I. — ÉPOQUE GAULOISE, LE MONT BÉLÉNUS, LES DRUIDESSES DE TOMBELÈNE.

Dans les temps celtiques, la baie de Saint-Michel ne ressemblait pas à ce qu’elle est aujourd’hui. Un bois épais s’étendait sur une partie des grèves actuelles. Les bouquets d’arbres qui forment un nid de verdure sur l’escarpement du Mont sont un dernier reste de cette forêt. Tout au bout, entre l’océan des chênes et celui des flots, se dressait la pyramide granitique qui devint plus tard le Mont-Saint-Michel. Les druides l’avaient consacré au dieu solaire et le nommaient Tom Bélen.
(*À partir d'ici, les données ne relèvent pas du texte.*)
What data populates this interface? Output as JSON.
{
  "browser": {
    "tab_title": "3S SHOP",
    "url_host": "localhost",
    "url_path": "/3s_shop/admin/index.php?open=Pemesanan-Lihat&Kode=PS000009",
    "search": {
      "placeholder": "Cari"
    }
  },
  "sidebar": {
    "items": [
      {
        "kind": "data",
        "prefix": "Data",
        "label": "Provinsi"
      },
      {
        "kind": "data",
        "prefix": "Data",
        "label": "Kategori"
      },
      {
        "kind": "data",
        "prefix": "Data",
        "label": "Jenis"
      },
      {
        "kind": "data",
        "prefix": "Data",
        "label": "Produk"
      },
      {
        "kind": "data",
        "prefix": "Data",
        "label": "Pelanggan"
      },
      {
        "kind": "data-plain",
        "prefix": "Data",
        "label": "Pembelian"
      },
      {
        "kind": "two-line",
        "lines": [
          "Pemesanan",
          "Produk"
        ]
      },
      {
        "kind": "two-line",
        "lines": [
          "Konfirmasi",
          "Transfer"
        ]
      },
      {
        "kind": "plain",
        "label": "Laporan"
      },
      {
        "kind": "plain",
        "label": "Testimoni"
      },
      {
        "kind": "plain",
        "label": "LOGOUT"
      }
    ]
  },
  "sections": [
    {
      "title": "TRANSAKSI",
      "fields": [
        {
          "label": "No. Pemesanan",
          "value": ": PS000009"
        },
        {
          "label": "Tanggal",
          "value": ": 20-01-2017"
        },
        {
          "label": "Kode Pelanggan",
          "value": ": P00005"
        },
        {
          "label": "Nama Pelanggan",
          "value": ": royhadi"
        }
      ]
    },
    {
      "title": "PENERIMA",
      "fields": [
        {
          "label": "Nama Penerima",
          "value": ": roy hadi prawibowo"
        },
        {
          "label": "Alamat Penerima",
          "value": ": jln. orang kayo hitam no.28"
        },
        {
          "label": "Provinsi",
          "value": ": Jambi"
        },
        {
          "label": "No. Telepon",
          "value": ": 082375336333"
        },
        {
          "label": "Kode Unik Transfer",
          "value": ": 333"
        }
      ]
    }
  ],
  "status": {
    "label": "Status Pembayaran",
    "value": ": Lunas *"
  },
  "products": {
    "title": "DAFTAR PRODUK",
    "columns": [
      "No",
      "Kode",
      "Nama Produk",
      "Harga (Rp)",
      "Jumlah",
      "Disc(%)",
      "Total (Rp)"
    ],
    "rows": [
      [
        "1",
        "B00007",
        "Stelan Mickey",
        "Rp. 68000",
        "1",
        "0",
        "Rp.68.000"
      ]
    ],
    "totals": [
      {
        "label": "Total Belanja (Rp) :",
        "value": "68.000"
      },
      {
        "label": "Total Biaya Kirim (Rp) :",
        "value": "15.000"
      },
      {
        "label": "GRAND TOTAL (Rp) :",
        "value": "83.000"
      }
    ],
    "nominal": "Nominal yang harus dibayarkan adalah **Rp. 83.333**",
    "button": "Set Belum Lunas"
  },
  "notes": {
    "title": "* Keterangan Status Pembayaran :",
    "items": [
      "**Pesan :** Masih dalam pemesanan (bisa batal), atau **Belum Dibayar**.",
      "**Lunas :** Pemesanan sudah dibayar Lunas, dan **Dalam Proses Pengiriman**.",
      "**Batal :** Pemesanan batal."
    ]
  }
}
Après César, les Romains conquérans de la Gaule lui conservèrent cette dénomination et l’appelèrent Mons Tumba ou Tumulus Beleni. Une caverne s’ouvrait dans les flancs du roc. On s’y trouvait comme dans un temple circulaire soutenu par des monolithes bruts. C’était le Neimheidh ou sanctuaire des aïeux, tirant son nom d’un patriarche immémorial, ancêtre des Gaëls et des Kimris. Là, dans le demi-jour de la crypte, reluisaient des faisceaux de javelots, des piles de casques, dépouilles de vaincus, trophées de victoires gauloises, des lingots d’or, des bracelets de guerriers. Dans le fond, on voyait, rangés en demi-cercle, les étendards de diverses tribus celtiques, aux ailes bariolées, veillant comme des génies attentifs sur le trésor. Un collège de neuf prophétesses appelées Sènes habitaient ce sanctuaire défendu par la forêt sacrée et le sauvage océan. Sur ce rocher et aux alentours, les druidesses célébraient leurs rites, leurs mystères, leurs sacrifices. Les marins qui affrontaient la mer venaient les consulter dans cette caverne. C’est là qu’elles rendaient leurs oracles, qu’elles vendaient à prix d’or ces flèches magiques en bois de frêne, à pointe de cuivre, barbelées de plumes de faucon, qui étaient censées détourner les orages et que les Gaulois lançaient dans la nue quand grondait la foudre. Les sènes répandaient une terreur mystérieuse. On les appelait des fées, c’est-à-dire des êtres semi-divins, capables de révéler l’avenir, de revêtir diverses formes d’animaux, de circuler invisibles dans les rivières, de voyager avec le vent.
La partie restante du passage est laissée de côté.